No Room for Complacency in the Covered Bond Market

30 May 2017 | Richard Kemmish

The covered bond market might be in good health now, but it will need regulation to keep it that way.

The Elephant in the Room

Apologies to regular readers. I haven’t been able to talk about the single most important subject in the covered bond market these past few months: the harmonisation of covered bond frameworks along the lines proposed by the EBA. Now that my report for the Commission on this topic is in the public domain I can now safely make up for this neglect, probably until you are sick of the subject.

Let’s start with the biggest question of all: do we need a covered bond directive? Ostensibly, no. Critics argue that the covered bond market’s current robust good health is a result of the support of the European Central Bank. This is obviously untrue. Whereas the first purchase programme may have been a support to our market, the third has turned the relationship on its head. This purchase programme is the covered bond market helping the ECB, not the other way round. Ok so we don’t have a choice about helping out the goal of QE, but that is hardly the point.

The covered bond market would be in very good health without the ECB’s current support. Arguably much better health than it currently is. Spreads would be wider but liquidity would be better and the investor base more diverse.
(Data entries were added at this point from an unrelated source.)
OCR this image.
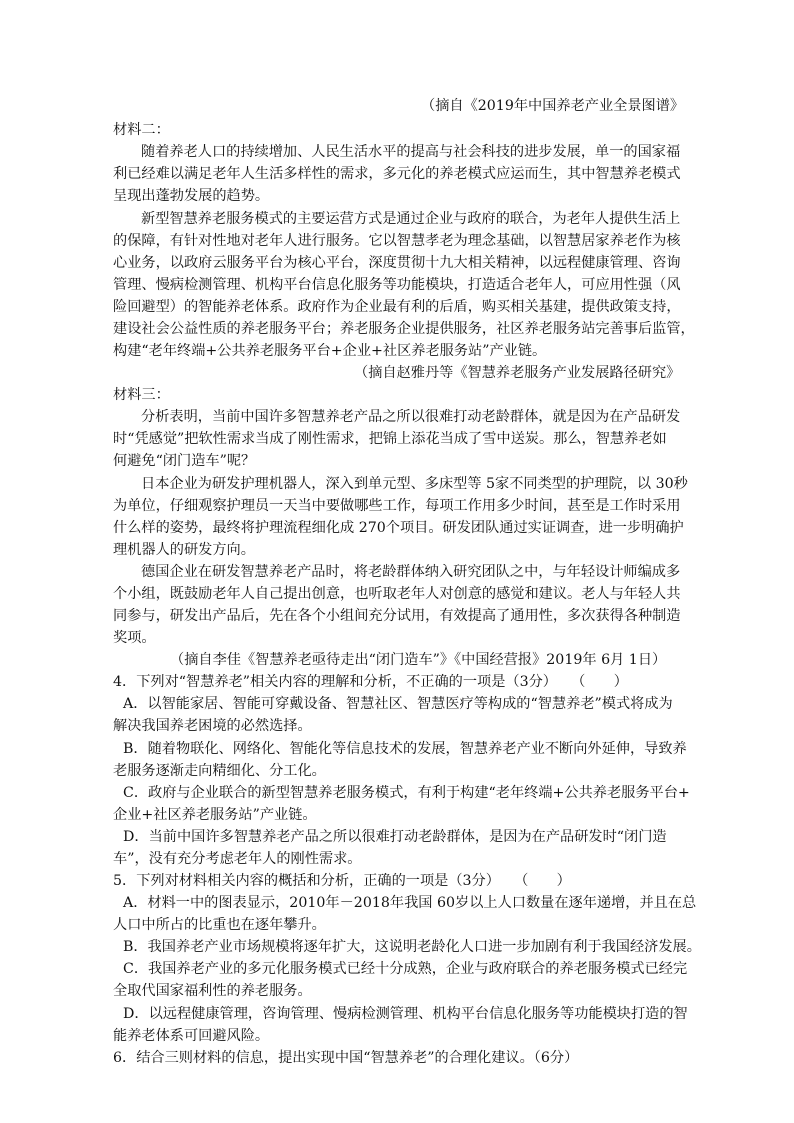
（摘自《2019年中国养老产业全景图谱》

材料二：

随着养老人口的持续增加、人民生活水平的提高与社会科技的进步发展，单一的国家福

利已经难以满足老年人生活多样性的需求，多元化的养老模式应运而生，其中智慧养老模式

呈现出蓬勃发展的趋势。

新型智慧养老服务模式的主要运营方式是通过企业与政府的联合，为老年人提供生活上

的保障，有针对性地对老年人进行服务。它以智慧孝老为理念基础，以智慧居家养老作为核

心业务，以政府云服务平台为核心平台，深度贯彻十九大相关精神，以远程健康管理、咨询

管理、慢病检测管理、机构平台信息化服务等功能模块，打造适合老年人，可应用性强（风

险回避型）的智能养老体系。政府作为企业最有利的后盾，购买相关基建，提供政策支持，

建设社会公益性质的养老服务平台；养老服务企业提供服务，社区养老服务站完善事后监管，

构建“老年终端+公共养老服务平台+企业+社区养老服务站”产业链。

（摘自赵雅丹等《智慧养老服务产业发展路径研究》

材料三：

分析表明，当前中国许多智慧养老产品之所以很难打动老龄群体，就是因为在产品研发

时“凭感觉”把软性需求当成了刚性需求，把锦上添花当成了雪中送炭。那么，智慧养老如

何避免“闭门造车”呢？

日本企业为研发护理机器人，深入到单元型、多床型等 5家不同类型的护理院，以 30秒

为单位，仔细观察护理员一天当中要做哪些工作，每项工作用多少时间，甚至是工作时采用

什么样的姿势，最终将护理流程细化成 270个项目。研发团队通过实证调查，进一步明确护

理机器人的研发方向。

德国企业在研发智慧养老产品时，将老龄群体纳入研究团队之中，与年轻设计师编成多

个小组，既鼓励老年人自己提出创意，也听取老年人对创意的感觉和建议。老人与年轻人共

同参与，研发出产品后，先在各个小组间充分试用，有效提高了通用性，多次获得各种制造

奖项。

（摘自李佳《智慧养老亟待走出“闭门造车”》《中国经营报》2019年 6月 1日）

4．下列对“智慧养老”相关内容的理解和分析，不正确的一项是（3分）　　（　　）

A．以智能家居、智能可穿戴设备、智慧社区、智慧医疗等构成的“智慧养老”模式将成为

解决我国养老困境的必然选择。

B．随着物联化、网络化、智能化等信息技术的发展，智慧养老产业不断向外延伸，导致养

老服务逐渐走向精细化、分工化。

C．政府与企业联合的新型智慧养老服务模式，有利于构建“老年终端+公共养老服务平台+

企业+社区养老服务站”产业链。

D．当前中国许多智慧养老产品之所以很难打动老龄群体，是因为在产品研发时“闭门造

车”，没有充分考虑老年人的刚性需求。

5．下列对材料相关内容的概括和分析，正确的一项是（3分）　　（　　）

A．材料一中的图表显示，2010年－2018年我国 60岁以上人口数量在逐年递增，并且在总

人口中所占的比重也在逐年攀升。

B．我国养老产业市场规模将逐年扩大，这说明老龄化人口进一步加剧有利于我国经济发展。

C．我国养老产业的多元化服务模式已经十分成熟，企业与政府联合的养老服务模式已经完

全取代国家福利性的养老服务。

D．以远程健康管理，咨询管理、慢病检测管理、机构平台信息化服务等功能模块打造的智

能养老体系可回避风险。

6．结合三则材料的信息，提出实现中国“智慧养老”的合理化建议。（6分）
Not only does the covered bond market work well now, it worked well throughout the crisis. That this is oft repeated does not make it any less true. It does however save me from having to elaborate. The realisation by Commission that this was the case was the single most positive outcome from the public consultation that they launched in late 2015.

So, why do we need a covered bond directive? Many reasons.

Firstly, it isn’t about what covered bonds do but what they don’t do. An underappreciated argument against the covered bond market is that it provides funding (ok, great funding) for the assets that need it the least. Great for the covered bond market; not so great for the real economy. Clearly there are ‘non-traditional’ covered bond assets which badly need funding in Europe. People keep talking about SMEs in Italy and occasionally about infrastructure projects and green technology. But feel free to be creative about this.

Then - in contravention to most regulatory responses to the crisis – the next crisis will not look like the last one. It will push different stress points. At the same time, the regulatory responses developed to address the next crisis may or may not work for the covered bond market. It just depends. Some of the responses – such as stricter rules against state bail-in – will clearly be negatives for all bank creditors.

Finally, the market is changing. Everyone speaks about different asset classes and structures but the development of covered bonds in lower rated banking systems is just as much of a concern.

So yes we do need this. There is no room for complacency, we do need a regulatory response. Getting it right, that’s the challenge.